Photo: Christine Chiao

Photo: Christine Chiao

Coffee Cup Cafe: Options for traditional American diner brunch fare and the lines that form for them abound in Long Beach. Even so, the Coffee Cup Cafe stands out for its popularity among visitors and locals. Weekends invariably lend to a longer wait. Service is quick and your breakfast-or-lunch orders arrives just as fast -- once you get seated. The reasonably priced menu has a fair share of Mexican-inspired entrees as in Hank's chicken chili verde or huevos rancheros.
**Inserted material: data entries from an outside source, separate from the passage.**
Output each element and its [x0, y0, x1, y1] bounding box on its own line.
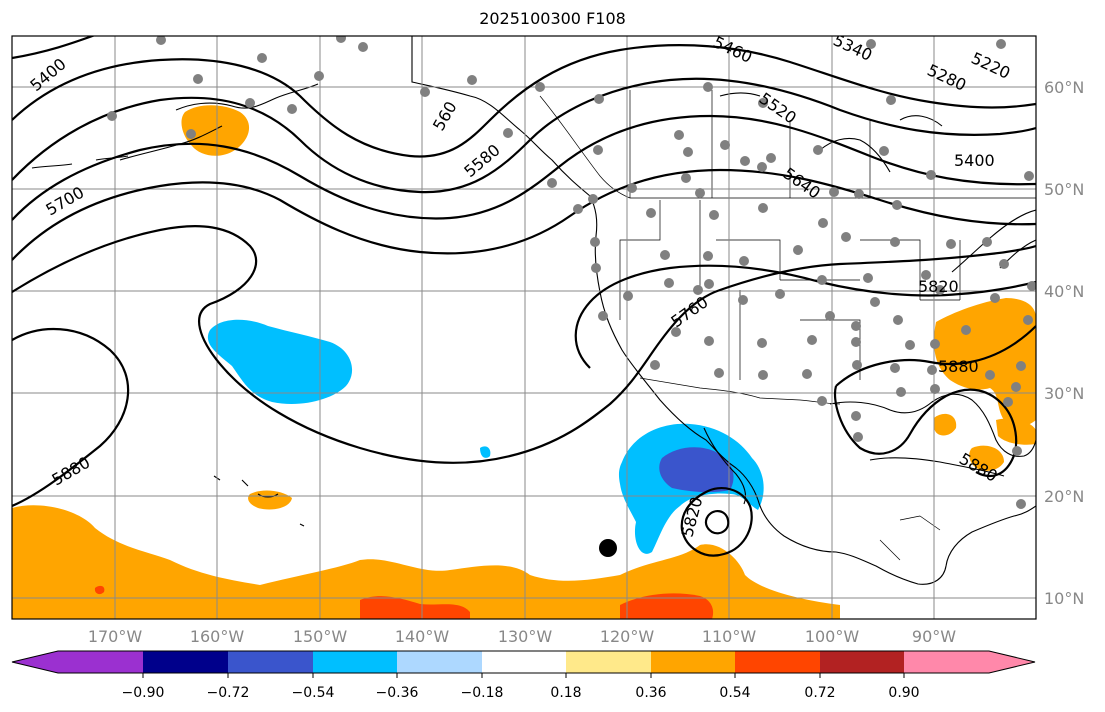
colorbar-segment — [904, 651, 989, 673]
colorbar-extend-max — [989, 651, 1035, 673]
colorbar-tick: −0.90 — [122, 685, 165, 701]
lon-label: 120°W — [600, 627, 655, 646]
lat-label: 20°N — [1044, 487, 1084, 506]
map-frame — [11, 35, 1037, 620]
colorbar-tick: 0.90 — [888, 685, 919, 701]
colorbar-segment — [651, 651, 735, 673]
lon-label: 90°W — [912, 627, 956, 646]
colorbar-segment — [735, 651, 820, 673]
colorbar-segment — [566, 651, 651, 673]
colorbar-tick: −0.72 — [207, 685, 250, 701]
colorbar-segment — [820, 651, 904, 673]
colorbar-extend-min — [12, 651, 58, 673]
lon-label: 100°W — [805, 627, 860, 646]
map-body: 5400 5460 5340 5220 5280 5520 5400 5580 … — [12, 36, 1036, 619]
svg-text:5400: 5400 — [954, 151, 995, 170]
lon-label: 150°W — [293, 627, 348, 646]
colorbar-segment — [482, 651, 566, 673]
colorbar-segment — [313, 651, 397, 673]
colorbar-tick: −0.18 — [461, 685, 504, 701]
lat-label: 60°N — [1044, 78, 1084, 97]
lon-label: 130°W — [498, 627, 553, 646]
colorbar-segment — [397, 651, 482, 673]
longitude-labels: 170°W 160°W 150°W 140°W 130°W 120°W 110°… — [88, 627, 956, 646]
colorbar-tick: −0.36 — [376, 685, 419, 701]
colorbar-tick: 0.72 — [804, 685, 835, 701]
svg-text:5880: 5880 — [938, 357, 979, 376]
storm-center-marker — [599, 539, 617, 557]
colorbar-segment — [228, 651, 313, 673]
colorbar-segment — [58, 651, 143, 673]
colorbar-tick: 0.18 — [550, 685, 581, 701]
colorbar-tick: 0.36 — [635, 685, 666, 701]
colorbar-tick: 0.54 — [719, 685, 750, 701]
lon-label: 110°W — [702, 627, 757, 646]
lon-label: 170°W — [88, 627, 143, 646]
lat-label: 10°N — [1044, 589, 1084, 608]
colorbar-segment — [143, 651, 228, 673]
svg-text:5820: 5820 — [918, 277, 959, 296]
map-title: 2025100300 F108 — [479, 9, 626, 28]
station-markers — [107, 36, 1036, 509]
lat-label: 30°N — [1044, 384, 1084, 403]
lat-label: 40°N — [1044, 282, 1084, 301]
lon-label: 140°W — [395, 627, 450, 646]
lon-label: 160°W — [190, 627, 245, 646]
colorbar-tick: −0.54 — [292, 685, 335, 701]
latitude-labels: 60°N 50°N 40°N 30°N 20°N 10°N — [1044, 78, 1084, 608]
lat-label: 50°N — [1044, 180, 1084, 199]
colorbar: −0.90 −0.72 −0.54 −0.36 −0.18 0.18 0.36 … — [11, 650, 1036, 701]
political-borders — [539, 90, 1036, 561]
The 4th Street French toast, filled with cream cheese before being pan-fried and loaded with butter, will gratify on a particularly indulgent Saturday morning.
3743 E. 4th St, Long Beach, (562) 433-3292

 

Photo: Los Compadres

Photo: Los Compadres

Los Compadres: There are two Los Compadres locations in Long Beach and both serve the similar lengthy menu of Mexican standards that range from massive molcajetes to equally as big combination plates that might pair chile relleno with chicken enchilada. Ceviches and seafood cocktails are meant to be shared as you'll probably eat your fill of complimentary salsa and chips. Those who've tried the hearty soups recommend the caldo de res (beef stew).
3229 E. Anaheim St, Long Beach, (562) 961-0061; 1144 Pine Ave, Long Beach, (562) 432-0061

Honorable mentions: Robert Earl's BBQ and Pho Hong Phat.